I’m following this tutorial: PyPDFLoader | 🦜️🔗 LangChain
The image extraction from PDFs using Tesseract (or any other image parser) no longer works.
How to reproduce
Use the example PDF from the tutorial found here: langchain/docs/docs/integrations/document_loaders/example_data/layout-parser-paper.pdf at master · langchain-ai/langchain · GitHub
Run the following with langchain-community 0.3.27:
from langchain_community.document_loaders.parsers import TesseractBlobParser
from langchain_community.document_loaders import PyPDFLoader
loader = PyPDFLoader(
"layout-parser-paper.pdf",
mode="page",
images_inner_format="html-img",
images_parser=TesseractBlobParser(),
)
docs = loader.load()
print(docs[5].page_content)
The output would be:
6 Z. Shen et al.
Fig. 2: The relationship between the three types of layout data structures.
Coordinate supports three kinds of variation; TextBlock consists of the co-
ordinate information and extra features like block text, types, and reading orders;
a Layout object is a list of all possible layout elements, including other Layout
objects.
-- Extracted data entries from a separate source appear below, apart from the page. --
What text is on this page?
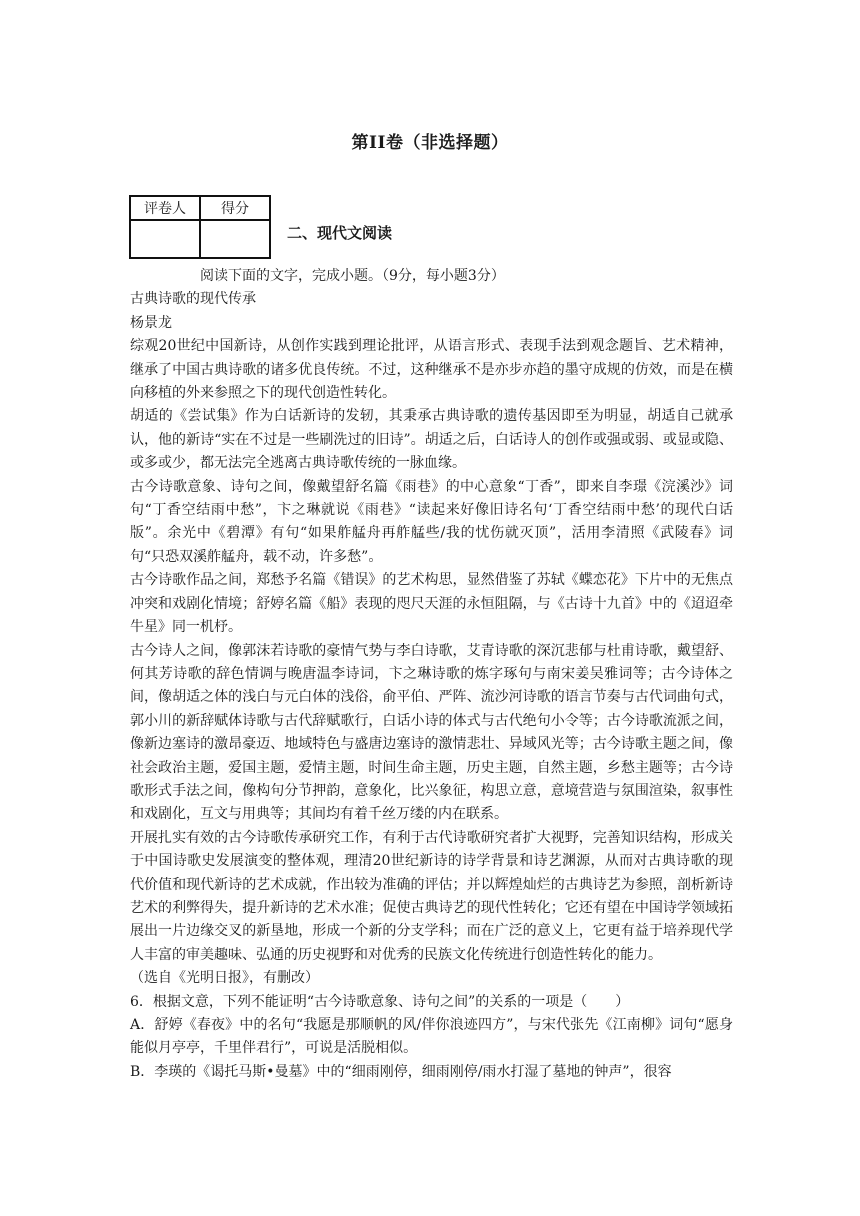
第II卷（非选择题）
评卷人	得分

二、现代文阅读

阅读下面的文字，完成小题。（9分，每小题3分）

古典诗歌的现代传承

杨景龙

综观20世纪中国新诗，从创作实践到理论批评，从语言形式、表现手法到观念题旨、艺术精神，继承了中国古典诗歌的诸多优良传统。不过，这种继承不是亦步亦趋的墨守成规的仿效，而是在横向移植的外来参照之下的现代创造性转化。

胡适的《尝试集》作为白话新诗的发轫，其秉承古典诗歌的遗传基因即至为明显，胡适自己就承认，他的新诗“实在不过是一些刷洗过的旧诗”。胡适之后，白话诗人的创作或强或弱、或显或隐、或多或少，都无法完全逃离古典诗歌传统的一脉血缘。

古今诗歌意象、诗句之间，像戴望舒名篇《雨巷》的中心意象“丁香”，即来自李璟《浣溪沙》词句“丁香空结雨中愁”，卞之琳就说《雨巷》“读起来好像旧诗名句‘丁香空结雨中愁’的现代白话版”。余光中《碧潭》有句“如果舴艋舟再舴艋些/我的忧伤就灭顶”，活用李清照《武陵春》词句“只恐双溪舴艋舟，载不动，许多愁”。

古今诗歌作品之间，郑愁予名篇《错误》的艺术构思，显然借鉴了苏轼《蝶恋花》下片中的无焦点冲突和戏剧化情境；舒婷名篇《船》表现的咫尺天涯的永恒阻隔，与《古诗十九首》中的《迢迢牵牛星》同一机杼。

古今诗人之间，像郭沫若诗歌的豪情气势与李白诗歌，艾青诗歌的深沉悲郁与杜甫诗歌，戴望舒、何其芳诗歌的辞色情调与晚唐温李诗词，卞之琳诗歌的炼字琢句与南宋姜吴雅词等；古今诗体之间，像胡适之体的浅白与元白体的浅俗，俞平伯、严阵、流沙河诗歌的语言节奏与古代词曲句式，郭小川的新辞赋体诗歌与古代辞赋歌行，白话小诗的体式与古代绝句小令等；古今诗歌流派之间，像新边塞诗的激昂豪迈、地域特色与盛唐边塞诗的激情悲壮、异域风光等；古今诗歌主题之间，像社会政治主题，爱国主题，爱情主题，时间生命主题，历史主题，自然主题，乡愁主题等；古今诗歌形式手法之间，像构句分节押韵，意象化，比兴象征，构思立意，意境营造与氛围渲染，叙事性和戏剧化，互文与用典等；其间均有着千丝万缕的内在联系。

开展扎实有效的古今诗歌传承研究工作，有利于古代诗歌研究者扩大视野，完善知识结构，形成关于中国诗歌史发展演变的整体观，理清20世纪新诗的诗学背景和诗艺渊源，从而对古典诗歌的现代价值和现代新诗的艺术成就，作出较为准确的评估；并以辉煌灿烂的古典诗艺为参照，剖析新诗艺术的利弊得失，提升新诗的艺术水准；促使古典诗艺的现代性转化；它还有望在中国诗学领域拓展出一片边缘交叉的新垦地，形成一个新的分支学科；而在广泛的意义上，它更有益于培养现代学人丰富的审美趣味、弘通的历史视野和对优秀的民族文化传统进行创造性转化的能力。

（选自《光明日报》，有删改）

6．根据文意，下列不能证明“古今诗歌意象、诗句之间”的关系的一项是（　　）

A．舒婷《春夜》中的名句“我愿是那顺帆的风/伴你浪迹四方”，与宋代张先《江南柳》词句“愿身能似月亭亭，千里伴君行”，可说是活脱相似。

B．李瑛的《谒托马斯•曼墓》中的“细雨刚停，细雨刚停/雨水打湿了墓地的钟声”，很容
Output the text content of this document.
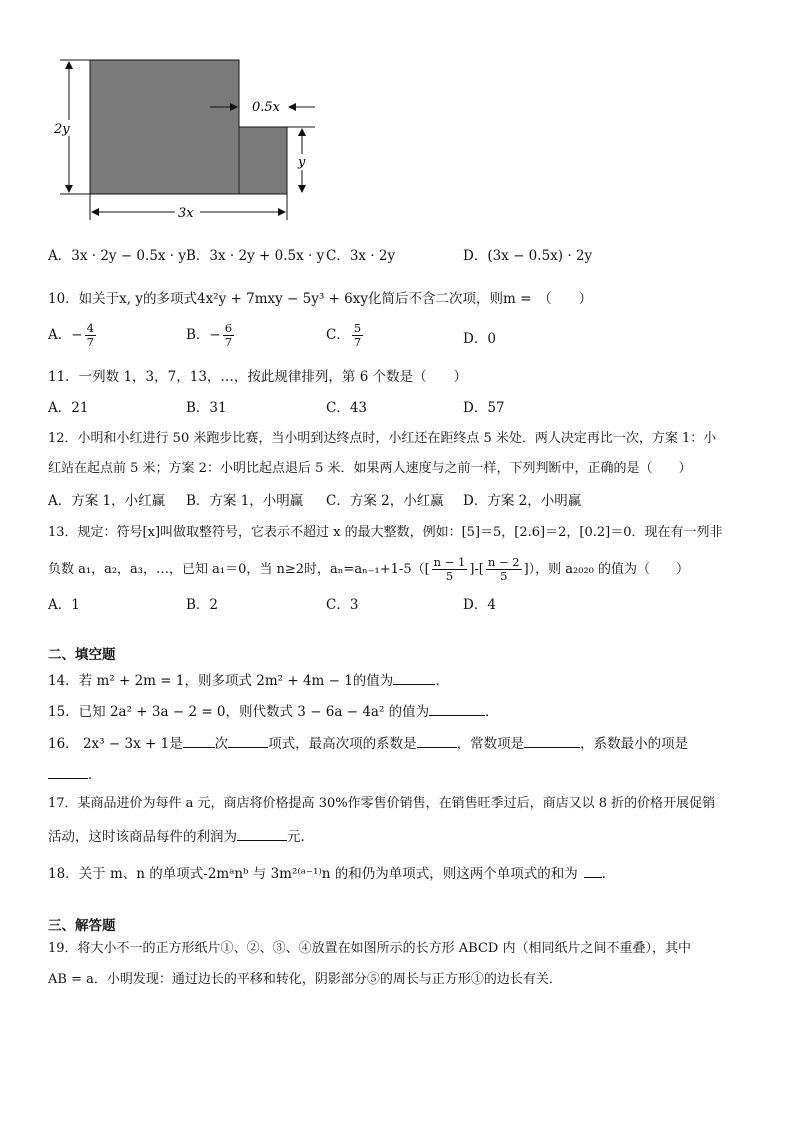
2y
3x
0.5x
y
A．3x · 2y − 0.5x · y B．3x · 2y + 0.5x · y C．3x · 2y	D．(3x − 0.5x) · 2y
10．如关于x, y的多项式4x²y + 7mxy − 5y³ + 6xy化简后不含二次项，则m =　（　　）
A．− $\frac{4}{7}$	B．− $\frac{6}{7}$	C． $\frac{5}{7}$	D．0
11．一列数 1，3，7，13，…，按此规律排列，第 6 个数是（　　）
A．21	B．31	C．43	D．57
12．小明和小红进行 50 米跑步比赛，当小明到达终点时，小红还在距终点 5 米处．两人决定再比一次，方案 1：小
红站在起点前 5 米；方案 2：小明比起点退后 5 米．如果两人速度与之前一样，下列判断中，正确的是（　　）
A．方案 1，小红赢 B．方案 1，小明赢 C．方案 2，小红赢 D．方案 2，小明赢
13．规定：符号[x]叫做取整符号，它表示不超过 x 的最大整数，例如：[5]＝5，[2.6]＝2，[0.2]＝0．现在有一列非
负数 a₁，a₂，a₃，…，已知 a₁＝0，当 n≥2时，$a_n=a_{n-1}+1-5([ \frac{n - 1}{5}$ ]-[ $\frac{n - 2}{5}$ ]），则 a₂₀₂₀ 的值为（　　）
A．1	B．2	C．3	D．4
二、填空题
14．若 m² + 2m = 1，则多项式 2m² + 4m − 1的值为	．
15．已知 2a² + 3a − 2 = 0，则代数式 3 − 6a − 4a² 的值为	．
16． 2x³ − 3x + 1是 次	项式，最高次项的系数是	，常数项是	，系数最小的项是
．
17．某商品进价为每件 a 元，商店将价格提高 30%作零售价销售，在销售旺季过后，商店又以 8 折的价格开展促销
活动，这时该商品每件的利润为	元．
18．关于 m、n 的单项式-2mᵃnᵇ 与 3m²⁽ᵃ⁻¹⁾n 的和仍为单项式，则这两个单项式的和为 ．
三、解答题
19．将大小不一的正方形纸片①、②、③、④放置在如图所示的长方形 ABCD 内（相同纸片之间不重叠），其中
AB = a．小明发现：通过边长的平移和转化，阴影部分⑤的周长与正方形①的边长有关．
They all support the same set of transformation and operation APIs for
maximum flexibility.
Shown in Table 1, LayoutParser currently hosts 9 pre-trained models trained
on 5 different datasets. Description of the training dataset is provided alongside
with the trained models such that users can quickly identify the most suitable
models for their tasks. Additionally, when such a model is not readily available,
LayoutParser also supports training customized layout models and community
sharing of the models (detailed in Section 3.5).
3.2 Layout Data Structures
A critical feature of LayoutParser is the implementation of a series of data
structures and operations that can be used to efficiently process and manipulate
the layout elements. In document image analysis pipelines, various post-processing
on the layout analysis model outputs is usually required to obtain the final
outputs. Traditionally, this requires exporting DL model outputs and then loading
the results into other pipelines. All model outputs from LayoutParser will be
stored in carefully engineered data types optimized for further processing, which
makes it possible to build an end-to-end document digitization pipeline within
LayoutParser. There are three key components in the data structure, namely
the Coordinate system, the TextBlock, and the Layout. They provide different
levels of abstraction for the layout data, and a set of APIs are supported for
transformations or operations on these classes.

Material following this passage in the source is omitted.